Foundations of Mathematical Genetics (2nd edn).

Anthony W. F. Edwards. Cambridge University Press, Cambridge. 2000. Pp. 121. Price £12.95, paperback. ISBN 0 521 77544 2.

This book is essentially a reprint of the first edition (published 1977) but with the important addition of a final chapter on ‘Fisher’s Fundamental Theorem of natural selection’. The book’s scope is much narrower than its title implies. It gives a detailed mathematical analysis of selection models with discrete generations of random mating and constant genotypic viabilities. Successive chapters are devoted to analysing models for the following genetic systems: two alleles at a single locus; multiple alleles; sex-linkage; and two diallelic loci. The treatment is entirely mathematical: theorems are stated and rigorously proved. Apart from the final chapter on the recent interpretation of Fisher’s Fundamental Theorem, the rest of the book concerns material most of which had been published before 1970. There is little discussion of the biological justification for the models or how they may be used to estimate selection parameters from observational data.
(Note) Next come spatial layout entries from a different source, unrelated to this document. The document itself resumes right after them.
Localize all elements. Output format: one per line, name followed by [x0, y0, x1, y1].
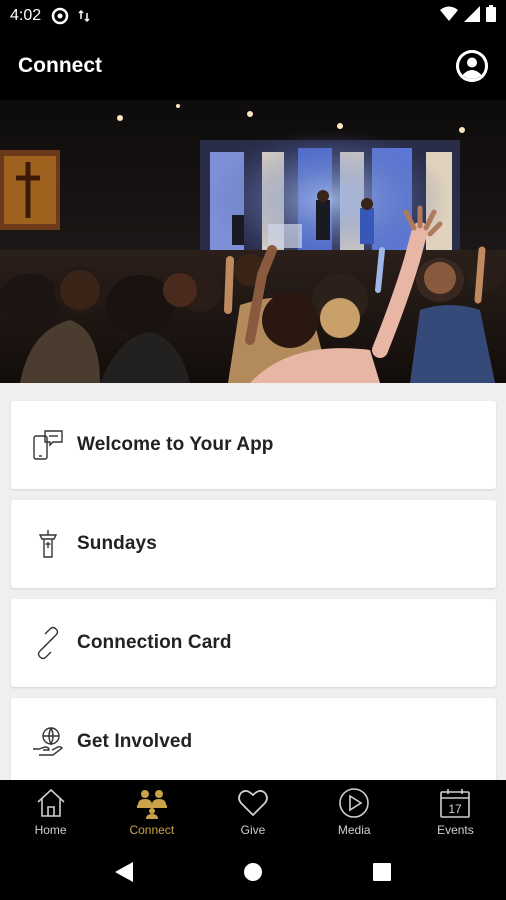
nav-media[interactable]: Media [304, 780, 405, 844]
card-get-involved[interactable]: Get Involved [11, 698, 496, 780]
hand-globe-icon [31, 725, 65, 759]
nav-label: Home [34, 823, 67, 837]
page-title: Connect [18, 54, 102, 77]
system-nav [0, 844, 506, 900]
nav-label: Connect [129, 823, 175, 837]
card-sundays[interactable]: Sundays [11, 500, 496, 588]
recents-icon [372, 863, 391, 881]
card-label: Welcome to Your App [77, 434, 274, 455]
worship-photo [0, 100, 506, 383]
status-time: 4:02 [10, 7, 42, 24]
sync-icon [51, 7, 69, 25]
card-connection[interactable]: Connection Card [11, 599, 496, 687]
battery-icon [486, 5, 496, 27]
nav-label: Events [437, 823, 474, 837]
home-icon [34, 786, 68, 820]
nav-label: Media [337, 823, 371, 837]
card-label: Get Involved [77, 731, 193, 752]
calendar-day: 17 [449, 802, 463, 816]
bottom-nav: Home Connect Give Media 17 Events [0, 780, 506, 844]
nav-home[interactable]: Home [0, 780, 101, 844]
card-label: Sundays [77, 533, 157, 554]
data-icon [75, 7, 93, 25]
status-bar: 4:02 [0, 0, 506, 32]
link-icon [31, 626, 65, 660]
signal-icon [464, 5, 480, 27]
nav-events[interactable]: 17 Events [405, 780, 506, 844]
nav-label: Give [240, 823, 266, 837]
profile-icon [456, 50, 488, 82]
hero-image [0, 100, 506, 383]
home-circle-icon [243, 863, 262, 881]
back-icon [115, 862, 134, 882]
nav-give[interactable]: Give [202, 780, 303, 844]
play-icon [337, 786, 371, 820]
pulpit-icon [31, 527, 65, 561]
back-button[interactable] [104, 852, 144, 892]
chat-phone-icon [31, 428, 65, 462]
nav-connect[interactable]: Connect [101, 780, 202, 844]
card-welcome[interactable]: Welcome to Your App [11, 401, 496, 489]
home-system-button[interactable] [233, 852, 273, 892]
calendar-icon: 17 [438, 786, 472, 820]
app-bar: Connect [0, 32, 506, 100]
profile-button[interactable] [456, 50, 488, 82]
people-icon [135, 786, 169, 820]
content-list: Welcome to Your App Sundays Connection C… [0, 383, 506, 780]
recents-button[interactable] [362, 852, 402, 892]
heart-icon [236, 786, 270, 820]
wifi-icon [440, 6, 458, 27]
card-label: Connection Card [77, 632, 232, 653]
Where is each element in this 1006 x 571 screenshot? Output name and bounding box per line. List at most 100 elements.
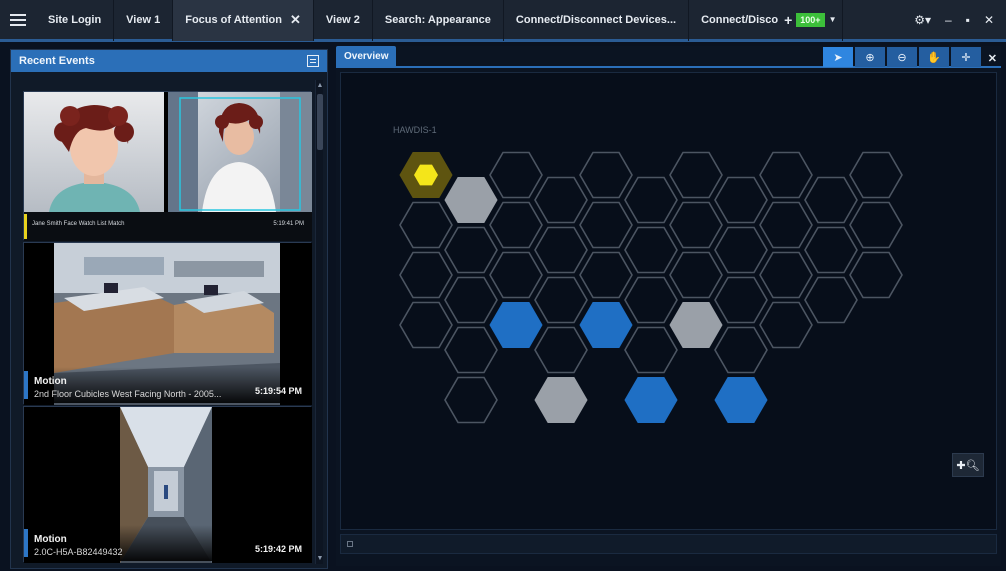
event-time: 5:19:54 PM	[254, 386, 302, 396]
tab-connect-disconnect[interactable]: Connect/Disconnect Devices...	[504, 0, 690, 41]
tab-site-login[interactable]: Site Login	[36, 0, 115, 41]
tab-view-1[interactable]: View 1	[114, 0, 174, 41]
tab-label: Focus of Attention	[185, 13, 282, 26]
tab-overview[interactable]: Overview	[336, 46, 397, 66]
event-subtitle: Jane Smith Face Watch List Match	[32, 221, 125, 227]
camera-hex-empty[interactable]	[624, 176, 678, 224]
event-title: Motion	[34, 534, 67, 545]
scrollbar-thumb[interactable]	[317, 94, 323, 150]
camera-hex-empty[interactable]	[714, 176, 768, 224]
tab-connect-disco[interactable]: Connect/Disco + 100+ ▼	[689, 0, 844, 41]
event-time: 5:19:42 PM	[254, 544, 302, 554]
camera-hex-empty[interactable]	[489, 251, 543, 299]
camera-hex-active[interactable]	[624, 377, 678, 423]
tab-label: View 1	[126, 13, 161, 26]
tab-view-2[interactable]: View 2	[314, 0, 373, 41]
camera-hex-empty[interactable]	[714, 326, 768, 374]
alert-bar	[24, 214, 27, 239]
event-footer: Motion 2nd Floor Cubicles West Facing No…	[24, 367, 310, 403]
hex-map-canvas[interactable]: HAWDIS-1 ✚🔍︎	[340, 72, 997, 530]
camera-hex-empty[interactable]	[444, 376, 498, 424]
event-type-bar	[24, 529, 28, 557]
event-footer: Motion 2.0C-H5A-B82449432 5:19:42 PM	[24, 525, 310, 561]
scroll-down-icon[interactable]: ▼	[316, 555, 324, 562]
camera-hex-empty[interactable]	[399, 251, 453, 299]
camera-hex-empty[interactable]	[849, 151, 903, 199]
camera-hex-empty[interactable]	[669, 151, 723, 199]
camera-hex-empty[interactable]	[534, 276, 588, 324]
tab-label: View 2	[325, 13, 360, 26]
camera-hex-empty[interactable]	[579, 251, 633, 299]
camera-hex-empty[interactable]	[759, 251, 813, 299]
camera-hex-active[interactable]	[489, 302, 543, 348]
camera-hex-inactive[interactable]	[669, 302, 723, 348]
camera-hex-empty[interactable]	[579, 201, 633, 249]
gear-icon[interactable]: ⚙▾	[914, 13, 931, 27]
camera-hex-inactive[interactable]	[444, 177, 498, 223]
tab-label: Connect/Disconnect Devices...	[515, 13, 677, 26]
scroll-up-icon[interactable]: ▲	[316, 82, 324, 89]
close-icon[interactable]: ✕	[984, 13, 994, 27]
camera-hex-empty[interactable]	[489, 151, 543, 199]
camera-hex-empty[interactable]	[399, 301, 453, 349]
camera-hex-empty[interactable]	[624, 326, 678, 374]
camera-hex-empty[interactable]	[534, 176, 588, 224]
event-subtitle: 2nd Floor Cubicles West Facing North - 2…	[34, 389, 222, 399]
camera-hex-empty[interactable]	[759, 301, 813, 349]
zoom-icon[interactable]: ✚🔍︎	[956, 459, 979, 472]
camera-hex-inactive[interactable]	[534, 377, 588, 423]
add-tab-icon[interactable]: +	[784, 12, 792, 28]
camera-hex-empty[interactable]	[444, 276, 498, 324]
pan-icon[interactable]: ✋	[919, 47, 949, 67]
close-panel-icon[interactable]: ✕	[988, 52, 997, 65]
zoom-control[interactable]: ✚🔍︎	[952, 453, 984, 477]
camera-hex-empty[interactable]	[849, 251, 903, 299]
pointer-icon[interactable]: ➤	[823, 47, 853, 67]
close-tab-icon[interactable]: ✕	[290, 12, 301, 28]
camera-hex-empty[interactable]	[444, 226, 498, 274]
status-badge: 100+	[796, 12, 825, 27]
zoom-in-icon[interactable]: ⊕	[855, 47, 885, 67]
camera-hex-empty[interactable]	[399, 201, 453, 249]
camera-hex-empty[interactable]	[624, 226, 678, 274]
camera-hex-empty[interactable]	[849, 201, 903, 249]
filter-icon[interactable]	[307, 55, 319, 67]
zoom-out-icon[interactable]: ⊖	[887, 47, 917, 67]
camera-hex-empty[interactable]	[624, 276, 678, 324]
camera-hex-active[interactable]	[579, 302, 633, 348]
event-list-scrollbar[interactable]: ▲ ▼	[315, 80, 323, 564]
camera-hex-empty[interactable]	[669, 201, 723, 249]
center-icon[interactable]: ✛	[951, 47, 981, 67]
menu-button[interactable]	[0, 0, 36, 41]
tab-focus-of-attention[interactable]: Focus of Attention ✕	[173, 0, 314, 41]
camera-hex-empty[interactable]	[534, 226, 588, 274]
event-title: Motion	[34, 376, 67, 387]
camera-hex-active[interactable]	[714, 377, 768, 423]
tab-label: Connect/Disco	[701, 13, 779, 26]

In spite of its purely mathematical approach, the book carries an important message, still widely ignored, for all evolutionary biologists. Great emphasis is placed on conditions for equilibrium and changes in mean viability. The chapter on many alleles at a single locus gives results all evolutionary biologists should be familiar with, even if the proofs, set out in an elegant matrix algebra, are passed by. Edwards gives rigorous proof that mean viability always increases at a multiallelic locus with constant viabilities. Provided this represents an ‘internal’ equilibrium (where a number of different alleles remain in the population), it will be a point of globally stable equilibrium. This is the most general model for which proof has been obtained that a population ‘climbs an adaptive peak’ to a point of maximum fitness. Even for the simplest two-locus, two-allele model with constant viability, Moran (1964) proved that mean viability does not maximize: counter examples can easily be constructed showing decreasing mean viability. Yet still, the textbooks — for example, in the Open University textbook Evolution (Skelton, 1993) — show populations climbing adaptive peaks. But it is precisely when there is more than one peak, implying strong interaction, that fitness does maximize. Edwards shows that if the viabilities at the two loci are additive, viability does then maximize in this model. From an evolutionary biologists’ point of view, this is a trivial and uninteresting result: the loci are essentially independent. The existence of two adaptive peaks would imply strong interaction between the loci: alleles at one locus must determine the viabilities of alleles at the other. However, in no case have I been able to construct a diagram like that in Skelton (1993) with two internal peaks: if two peaks exist, they are always at the corners of the two-dimensional diagram of gene frequencies. I conjecture there is never more than one internal peak. Formal proof that populations do climb adaptive peaks has never, at least so far, dissuaded evolutionary biologists from taking the ascent for granted. Refutation of this seductive but erroneous metaphor of the evolutionary process could usefully have been given a far greater emphasis in Edwards’ book.

Edwards’ final chapter contains a brief proof of Fisher’s Fundamental Theorem, based on his much longer discussion in Biological Reviews (Edwards, 1994). As it is now understood, the theorem concerns a partial change in fitness — the change in ‘the breeding value in fitness’. This is the change in that component in fitness which each allele carries to the next generation, not the total change in mean fitness. In this restricted sense, the theorem is exact. Although Hardy–Weinberg frequencies are not assumed, the proof does depend on allelic frequencies being passed unchanged through the mating system to the next generation. This would only be true if matings between genotypes do not vary in fertility, for example in random mating. It could also hold for some very restrictive cases of assortative mating in which matings are strictly monogamous and equal in fertility. But whenever matings are polygynous or vary in fertility the change in gene frequency due to natural selection will then be changed again by sexual selection. If so, the proof of the Fundamental Theorem fails. Edwards gives a simple and clear proof of the theorem and what it asserts. Anybody — that is to say almost everybody – who has been baffled by Fisher’s chapter on the Fundamental Theorem in The Genetical Theory of Selection should now be able to understand what Fisher was trying to say.